Structure and function of sialic acids at the plasma membrane

质膜唾液酸的结构和功能

• 批准号: RGPIN-2015-04415
• 负责人: Cairo, Christopher
• 金额: $ 3.28万
• 依托单位: University of Alberta
• 依托单位国家: 加拿大
• 项目类别: Discovery Grants Program - Individual
• 财政年份: 2019
• 资助国家: 加拿大
• 起止时间: 2019-01-01 至 2020-12-31
• 项目状态: 已结题
• 来源: https://www.nserc-crsng.gc.ca/ase-oro/Details-Detailles_eng.asp?id=689116
• 关键词: Structure; function; sialic; acids; plasma

The membrane of human cells is coated with a heterogenous mixture of carbohydrate structures (glycans) that act as an interface to the external environment and have important structural roles. This structure is often referred to as the 'glycocalyx,' and consists of glycans attached to proteins (glycoproteins) and lipids (glycolipids). Due to the heterogeneous nature of the glycocalyx, our understanding of specific changes that occur at the membrane has been slow to develop. In humans, most extracellular glycans are terminated with sialic acids (Sia) - making this residue an important recognition element for interactions with pathogens, cells, and secreted proteins. ***This proposal describes a research program to advance our understanding of enzymes that process Sia-containing glycans at the plasma membrane, as well as the role of specific Sia-containing structures in cell adhesion and signaling. In Project I, We will build on our expertise in human neuraminidase enzymes (hNEU) by studying activator proteins that alter the specificity of the glycolipid-specific neuraminidase, NEU3. Unusual forms of Sia are found in human cells, these include acetylation at specific hydroxyl groups (OAc-Sia) and polymeric sialic acids (poly-Sia). In Project II, we will develop chemoenzymatic strategies to more efficiently synthesize OAc-Sia and to modify purified complex glycans.
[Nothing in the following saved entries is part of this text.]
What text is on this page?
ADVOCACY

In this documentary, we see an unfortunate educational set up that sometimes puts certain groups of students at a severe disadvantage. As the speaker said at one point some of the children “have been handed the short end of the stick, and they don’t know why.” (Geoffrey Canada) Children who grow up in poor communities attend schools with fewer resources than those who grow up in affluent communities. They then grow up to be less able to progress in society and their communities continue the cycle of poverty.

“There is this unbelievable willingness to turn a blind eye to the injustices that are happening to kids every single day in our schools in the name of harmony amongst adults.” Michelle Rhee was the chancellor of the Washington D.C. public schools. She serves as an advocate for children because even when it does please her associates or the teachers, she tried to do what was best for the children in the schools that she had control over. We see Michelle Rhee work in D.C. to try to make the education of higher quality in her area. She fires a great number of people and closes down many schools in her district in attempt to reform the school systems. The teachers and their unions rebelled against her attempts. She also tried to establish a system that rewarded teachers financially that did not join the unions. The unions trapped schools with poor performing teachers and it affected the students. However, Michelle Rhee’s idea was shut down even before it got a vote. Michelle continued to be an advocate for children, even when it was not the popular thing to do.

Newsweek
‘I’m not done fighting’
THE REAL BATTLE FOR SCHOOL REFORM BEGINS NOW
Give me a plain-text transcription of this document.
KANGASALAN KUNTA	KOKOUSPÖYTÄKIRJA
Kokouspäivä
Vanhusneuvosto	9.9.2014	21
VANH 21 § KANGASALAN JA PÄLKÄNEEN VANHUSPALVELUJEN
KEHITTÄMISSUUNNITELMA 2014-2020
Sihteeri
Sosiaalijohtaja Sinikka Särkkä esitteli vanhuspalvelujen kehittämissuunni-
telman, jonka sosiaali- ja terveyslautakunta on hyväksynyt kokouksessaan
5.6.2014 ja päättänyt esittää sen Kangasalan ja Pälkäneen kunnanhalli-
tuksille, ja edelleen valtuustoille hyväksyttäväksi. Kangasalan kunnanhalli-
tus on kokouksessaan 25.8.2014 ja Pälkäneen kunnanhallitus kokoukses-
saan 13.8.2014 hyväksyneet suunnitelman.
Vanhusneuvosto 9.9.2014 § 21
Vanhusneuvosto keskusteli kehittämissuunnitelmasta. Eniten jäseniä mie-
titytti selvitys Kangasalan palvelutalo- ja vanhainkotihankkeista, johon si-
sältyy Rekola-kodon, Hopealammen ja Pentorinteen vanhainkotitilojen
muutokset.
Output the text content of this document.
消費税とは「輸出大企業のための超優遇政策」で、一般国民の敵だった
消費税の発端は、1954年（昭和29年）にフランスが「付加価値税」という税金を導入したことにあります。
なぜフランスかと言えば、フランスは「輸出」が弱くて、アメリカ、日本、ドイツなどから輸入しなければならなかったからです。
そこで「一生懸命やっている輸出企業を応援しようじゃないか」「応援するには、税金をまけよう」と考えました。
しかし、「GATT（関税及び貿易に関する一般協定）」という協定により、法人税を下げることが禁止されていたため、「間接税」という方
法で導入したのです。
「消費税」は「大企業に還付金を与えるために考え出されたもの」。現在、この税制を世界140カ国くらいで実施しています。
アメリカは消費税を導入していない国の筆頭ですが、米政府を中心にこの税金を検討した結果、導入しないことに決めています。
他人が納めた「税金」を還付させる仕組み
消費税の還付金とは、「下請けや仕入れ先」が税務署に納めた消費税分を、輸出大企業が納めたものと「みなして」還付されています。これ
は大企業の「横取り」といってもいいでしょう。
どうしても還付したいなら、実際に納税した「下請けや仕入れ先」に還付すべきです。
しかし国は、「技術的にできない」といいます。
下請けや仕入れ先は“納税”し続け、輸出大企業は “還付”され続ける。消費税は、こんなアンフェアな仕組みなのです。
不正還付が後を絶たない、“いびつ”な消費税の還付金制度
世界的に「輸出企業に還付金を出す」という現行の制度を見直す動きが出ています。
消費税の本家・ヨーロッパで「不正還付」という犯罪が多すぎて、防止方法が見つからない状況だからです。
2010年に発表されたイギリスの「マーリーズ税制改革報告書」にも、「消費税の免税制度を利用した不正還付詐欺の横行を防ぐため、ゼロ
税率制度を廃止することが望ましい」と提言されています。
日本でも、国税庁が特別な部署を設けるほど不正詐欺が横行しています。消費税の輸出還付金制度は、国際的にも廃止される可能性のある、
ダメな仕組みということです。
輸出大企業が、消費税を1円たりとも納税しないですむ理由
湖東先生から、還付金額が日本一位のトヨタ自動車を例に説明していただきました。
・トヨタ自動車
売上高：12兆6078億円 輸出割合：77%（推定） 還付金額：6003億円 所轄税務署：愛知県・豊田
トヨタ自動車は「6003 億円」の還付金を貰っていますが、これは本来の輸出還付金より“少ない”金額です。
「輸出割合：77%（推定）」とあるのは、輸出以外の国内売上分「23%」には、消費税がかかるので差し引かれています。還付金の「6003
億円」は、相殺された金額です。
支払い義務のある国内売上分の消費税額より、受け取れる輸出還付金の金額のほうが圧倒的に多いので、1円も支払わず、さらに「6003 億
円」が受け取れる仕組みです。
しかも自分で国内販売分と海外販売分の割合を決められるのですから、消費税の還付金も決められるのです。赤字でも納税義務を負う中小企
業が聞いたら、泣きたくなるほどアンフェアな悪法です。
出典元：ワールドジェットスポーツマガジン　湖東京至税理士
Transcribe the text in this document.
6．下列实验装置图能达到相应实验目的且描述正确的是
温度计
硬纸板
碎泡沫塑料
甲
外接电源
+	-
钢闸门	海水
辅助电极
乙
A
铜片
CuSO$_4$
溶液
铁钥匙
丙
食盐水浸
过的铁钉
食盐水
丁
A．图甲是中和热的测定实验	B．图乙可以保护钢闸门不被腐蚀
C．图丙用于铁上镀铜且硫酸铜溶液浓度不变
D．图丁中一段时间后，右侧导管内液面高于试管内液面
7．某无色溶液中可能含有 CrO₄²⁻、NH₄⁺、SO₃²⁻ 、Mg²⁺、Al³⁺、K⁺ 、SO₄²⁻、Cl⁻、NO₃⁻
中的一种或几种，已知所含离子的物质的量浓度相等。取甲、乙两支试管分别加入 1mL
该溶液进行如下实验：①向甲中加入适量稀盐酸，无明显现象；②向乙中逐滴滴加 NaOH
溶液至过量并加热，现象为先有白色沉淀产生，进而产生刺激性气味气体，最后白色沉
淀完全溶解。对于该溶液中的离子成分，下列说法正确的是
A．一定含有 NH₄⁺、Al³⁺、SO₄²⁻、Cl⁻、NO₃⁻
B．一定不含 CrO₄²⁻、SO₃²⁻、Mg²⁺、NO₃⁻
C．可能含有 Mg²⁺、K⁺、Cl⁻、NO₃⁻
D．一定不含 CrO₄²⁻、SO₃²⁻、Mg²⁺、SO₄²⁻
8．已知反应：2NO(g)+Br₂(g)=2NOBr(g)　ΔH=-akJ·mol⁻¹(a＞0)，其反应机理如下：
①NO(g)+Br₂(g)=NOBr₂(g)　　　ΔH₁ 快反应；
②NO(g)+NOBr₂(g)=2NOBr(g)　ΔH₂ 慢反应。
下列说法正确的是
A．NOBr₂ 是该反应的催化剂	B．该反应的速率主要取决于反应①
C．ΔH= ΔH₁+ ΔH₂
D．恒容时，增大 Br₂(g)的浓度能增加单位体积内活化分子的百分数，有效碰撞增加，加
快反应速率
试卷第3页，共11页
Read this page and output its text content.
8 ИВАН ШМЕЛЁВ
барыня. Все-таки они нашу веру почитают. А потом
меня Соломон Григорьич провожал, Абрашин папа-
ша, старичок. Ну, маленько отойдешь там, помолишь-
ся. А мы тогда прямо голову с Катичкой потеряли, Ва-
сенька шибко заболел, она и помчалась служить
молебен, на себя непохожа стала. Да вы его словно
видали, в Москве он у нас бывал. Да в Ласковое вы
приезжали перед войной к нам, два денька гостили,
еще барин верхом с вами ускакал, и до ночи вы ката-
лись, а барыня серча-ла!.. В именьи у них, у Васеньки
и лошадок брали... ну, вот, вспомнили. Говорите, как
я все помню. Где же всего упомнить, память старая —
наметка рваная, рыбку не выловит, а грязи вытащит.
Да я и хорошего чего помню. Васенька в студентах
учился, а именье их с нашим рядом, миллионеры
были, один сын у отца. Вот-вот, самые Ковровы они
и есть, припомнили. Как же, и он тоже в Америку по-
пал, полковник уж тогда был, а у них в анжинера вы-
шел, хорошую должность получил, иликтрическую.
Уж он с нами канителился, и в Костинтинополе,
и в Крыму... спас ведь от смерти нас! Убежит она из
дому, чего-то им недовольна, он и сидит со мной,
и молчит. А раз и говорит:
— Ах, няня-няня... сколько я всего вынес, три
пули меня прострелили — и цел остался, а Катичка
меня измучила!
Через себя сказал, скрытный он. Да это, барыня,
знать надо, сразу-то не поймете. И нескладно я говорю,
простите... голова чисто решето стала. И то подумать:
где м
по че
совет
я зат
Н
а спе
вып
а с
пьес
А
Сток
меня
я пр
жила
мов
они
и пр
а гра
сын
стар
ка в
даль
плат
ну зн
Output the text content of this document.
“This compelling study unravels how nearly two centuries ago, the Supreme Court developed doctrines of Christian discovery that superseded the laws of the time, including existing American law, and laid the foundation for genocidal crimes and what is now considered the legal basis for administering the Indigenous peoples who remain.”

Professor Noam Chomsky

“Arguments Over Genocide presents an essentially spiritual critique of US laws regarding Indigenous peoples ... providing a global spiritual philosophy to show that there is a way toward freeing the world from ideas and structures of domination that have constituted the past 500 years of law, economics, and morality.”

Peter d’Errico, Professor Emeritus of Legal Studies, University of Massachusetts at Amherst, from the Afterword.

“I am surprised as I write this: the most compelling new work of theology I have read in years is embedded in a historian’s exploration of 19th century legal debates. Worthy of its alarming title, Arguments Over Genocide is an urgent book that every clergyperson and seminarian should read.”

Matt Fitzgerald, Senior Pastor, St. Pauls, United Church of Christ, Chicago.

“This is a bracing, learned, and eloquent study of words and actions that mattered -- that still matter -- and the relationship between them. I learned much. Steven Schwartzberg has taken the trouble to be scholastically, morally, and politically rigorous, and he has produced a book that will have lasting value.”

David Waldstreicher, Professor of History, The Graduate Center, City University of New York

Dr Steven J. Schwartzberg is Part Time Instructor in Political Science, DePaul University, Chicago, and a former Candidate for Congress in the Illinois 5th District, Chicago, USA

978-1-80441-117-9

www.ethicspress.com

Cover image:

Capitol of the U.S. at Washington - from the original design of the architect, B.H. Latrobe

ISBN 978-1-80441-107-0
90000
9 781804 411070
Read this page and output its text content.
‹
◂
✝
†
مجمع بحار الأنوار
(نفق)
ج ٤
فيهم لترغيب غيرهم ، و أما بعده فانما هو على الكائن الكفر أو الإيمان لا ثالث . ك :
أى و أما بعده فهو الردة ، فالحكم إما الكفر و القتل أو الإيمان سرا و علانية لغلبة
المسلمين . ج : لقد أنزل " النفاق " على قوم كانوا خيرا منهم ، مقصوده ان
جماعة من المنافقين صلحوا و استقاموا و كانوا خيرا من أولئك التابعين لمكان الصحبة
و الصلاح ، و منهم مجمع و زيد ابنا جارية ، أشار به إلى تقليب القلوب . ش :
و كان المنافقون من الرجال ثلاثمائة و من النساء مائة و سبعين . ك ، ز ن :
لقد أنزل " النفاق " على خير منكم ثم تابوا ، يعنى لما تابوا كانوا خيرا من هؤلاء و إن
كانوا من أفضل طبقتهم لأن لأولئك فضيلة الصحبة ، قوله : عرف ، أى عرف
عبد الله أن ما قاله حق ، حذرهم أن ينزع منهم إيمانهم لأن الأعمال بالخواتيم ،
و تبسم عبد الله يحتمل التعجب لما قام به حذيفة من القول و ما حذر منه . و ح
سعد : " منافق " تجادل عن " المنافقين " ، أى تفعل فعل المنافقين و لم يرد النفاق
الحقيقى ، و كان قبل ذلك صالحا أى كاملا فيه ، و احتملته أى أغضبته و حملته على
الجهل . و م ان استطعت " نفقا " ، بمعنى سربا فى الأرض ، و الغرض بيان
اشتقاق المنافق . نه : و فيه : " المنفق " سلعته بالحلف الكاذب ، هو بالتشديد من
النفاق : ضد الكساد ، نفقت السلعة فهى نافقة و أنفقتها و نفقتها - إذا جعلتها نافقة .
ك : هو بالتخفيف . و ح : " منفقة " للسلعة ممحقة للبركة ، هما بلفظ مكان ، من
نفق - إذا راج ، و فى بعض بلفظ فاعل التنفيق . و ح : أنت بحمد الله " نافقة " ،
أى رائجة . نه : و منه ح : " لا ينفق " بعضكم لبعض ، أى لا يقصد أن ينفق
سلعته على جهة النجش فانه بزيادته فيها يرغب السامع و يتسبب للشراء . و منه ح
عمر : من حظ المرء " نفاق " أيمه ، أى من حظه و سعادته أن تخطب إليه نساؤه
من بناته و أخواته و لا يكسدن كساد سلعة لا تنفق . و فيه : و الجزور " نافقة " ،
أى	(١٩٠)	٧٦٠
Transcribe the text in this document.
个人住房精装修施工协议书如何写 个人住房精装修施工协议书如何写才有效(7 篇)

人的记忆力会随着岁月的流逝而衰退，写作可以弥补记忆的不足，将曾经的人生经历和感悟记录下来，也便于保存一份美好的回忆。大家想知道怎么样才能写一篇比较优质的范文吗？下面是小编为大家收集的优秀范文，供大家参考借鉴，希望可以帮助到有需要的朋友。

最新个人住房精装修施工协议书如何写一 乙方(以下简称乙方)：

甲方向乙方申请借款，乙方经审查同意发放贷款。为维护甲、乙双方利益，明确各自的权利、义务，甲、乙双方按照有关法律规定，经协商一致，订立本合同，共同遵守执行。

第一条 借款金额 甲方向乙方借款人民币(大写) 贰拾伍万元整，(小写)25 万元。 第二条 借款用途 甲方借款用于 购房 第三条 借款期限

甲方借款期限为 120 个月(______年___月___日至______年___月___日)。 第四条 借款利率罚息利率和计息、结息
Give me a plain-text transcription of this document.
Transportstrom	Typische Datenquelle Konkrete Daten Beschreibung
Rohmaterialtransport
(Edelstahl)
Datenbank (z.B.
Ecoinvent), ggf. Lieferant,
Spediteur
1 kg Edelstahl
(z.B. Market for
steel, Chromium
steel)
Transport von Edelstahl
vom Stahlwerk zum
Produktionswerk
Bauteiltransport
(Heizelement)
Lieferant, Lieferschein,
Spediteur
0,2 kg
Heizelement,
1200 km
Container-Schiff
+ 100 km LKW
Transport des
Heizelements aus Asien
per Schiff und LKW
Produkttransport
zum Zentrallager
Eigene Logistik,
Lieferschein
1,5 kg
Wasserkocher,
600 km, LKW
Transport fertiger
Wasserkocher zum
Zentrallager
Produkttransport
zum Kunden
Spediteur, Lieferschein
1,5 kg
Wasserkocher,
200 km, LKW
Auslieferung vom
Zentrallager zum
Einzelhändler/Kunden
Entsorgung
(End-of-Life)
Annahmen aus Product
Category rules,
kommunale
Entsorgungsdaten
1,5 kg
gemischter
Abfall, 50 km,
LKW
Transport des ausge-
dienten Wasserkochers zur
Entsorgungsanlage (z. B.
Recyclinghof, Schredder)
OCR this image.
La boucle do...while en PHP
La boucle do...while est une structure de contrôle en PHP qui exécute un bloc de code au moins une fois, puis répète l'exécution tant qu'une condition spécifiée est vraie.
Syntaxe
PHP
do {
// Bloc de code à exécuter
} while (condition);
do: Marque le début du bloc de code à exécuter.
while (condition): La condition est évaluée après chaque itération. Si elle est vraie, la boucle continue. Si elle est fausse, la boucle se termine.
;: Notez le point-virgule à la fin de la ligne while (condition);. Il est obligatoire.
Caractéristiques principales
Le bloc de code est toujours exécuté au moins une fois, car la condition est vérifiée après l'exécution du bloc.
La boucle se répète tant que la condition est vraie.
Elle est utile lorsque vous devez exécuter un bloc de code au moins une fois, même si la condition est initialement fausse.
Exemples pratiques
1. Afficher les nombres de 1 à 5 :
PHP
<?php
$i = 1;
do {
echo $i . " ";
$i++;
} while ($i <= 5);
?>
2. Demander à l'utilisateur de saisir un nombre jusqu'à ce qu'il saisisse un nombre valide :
In Project III, we will examine the role of human neuraminidase enzymes in the interactions of a class of soluble human proteins known as Galectins. Galectins bind and crosslink cell surface receptors through specific glycan structures that are unmasked by neuraminidase enzymes. In Project IV, we propose to investigate the role of poly-Sia in integrin-mediated cell adhesion using tools developed within our program. Specifically, we will use an isoenzyme of human neuraminidase known to modify poly-Sia, as well as inhibitors of this enzyme that we have previously developed. These studies will reveal the influence of integrin glycosylation on cellular adhesion. ***Together, this program will advance our understanding of Sia glycans in cellular processes and provide new tools for the development of glycoconjugates that could be important components of future vaccines, biologics, or therapeutics.**

人类细胞的膜上覆盖着碳水化合物结构（聚糖）的异质混合物，这些结构充当与外部环境的界面，并具有重要的结构作用。这种结构通常被称为“糖萼”，由连接到蛋白质（糖蛋白）和脂质（糖脂）的聚糖组成。由于糖萼的异质性，我们对发生在膜上的特定变化的理解发展缓慢。在人类中，大多数细胞外聚糖以唾液酸（Sia）终止-使该残基成为与病原体，细胞和分泌蛋白相互作用的重要识别元件。*** 本提案描述了一项研究计划，以促进我们对在质膜上加工含Sia聚糖的酶的理解，以及特定含Sia结构在细胞粘附和信号传导中的作用。在项目I中，我们将通过研究改变糖脂特异性神经氨酸酶NEU 3特异性的激活蛋白来建立我们在人类神经氨酸酶（hNEU）方面的专业知识。在人类细胞中发现了Sia的不寻常形式，这些包括在特定羟基上的乙酰化（OAc-Sia）和聚合唾液酸（poly-Sia）。在项目II中，我们将开发化学酶策略以更有效地合成OAc-Sia并修饰纯化的复合聚糖。在项目III中，我们将研究人类神经氨酸酶在一类称为半乳糖凝集素的可溶性人类蛋白质相互作用中的作用。半乳糖凝集素通过特异性聚糖结构结合并交联细胞表面受体，该聚糖结构不被神经氨酸酶掩蔽。在项目IV中，我们建议使用我们计划中开发的工具来研究聚Sia在整合素介导的细胞粘附中的作用。具体来说，我们将使用已知修饰poly-Sia的人神经氨酸酶同工酶，以及我们以前开发的这种酶的抑制剂。这些研究将揭示整合素糖基化对细胞粘附的影响。* 总之，该计划将促进我们对Sia聚糖在细胞过程中的理解，并为糖缀合物的开发提供新的工具，这些糖缀合物可能是未来疫苗，生物制剂或治疗剂的重要组成部分。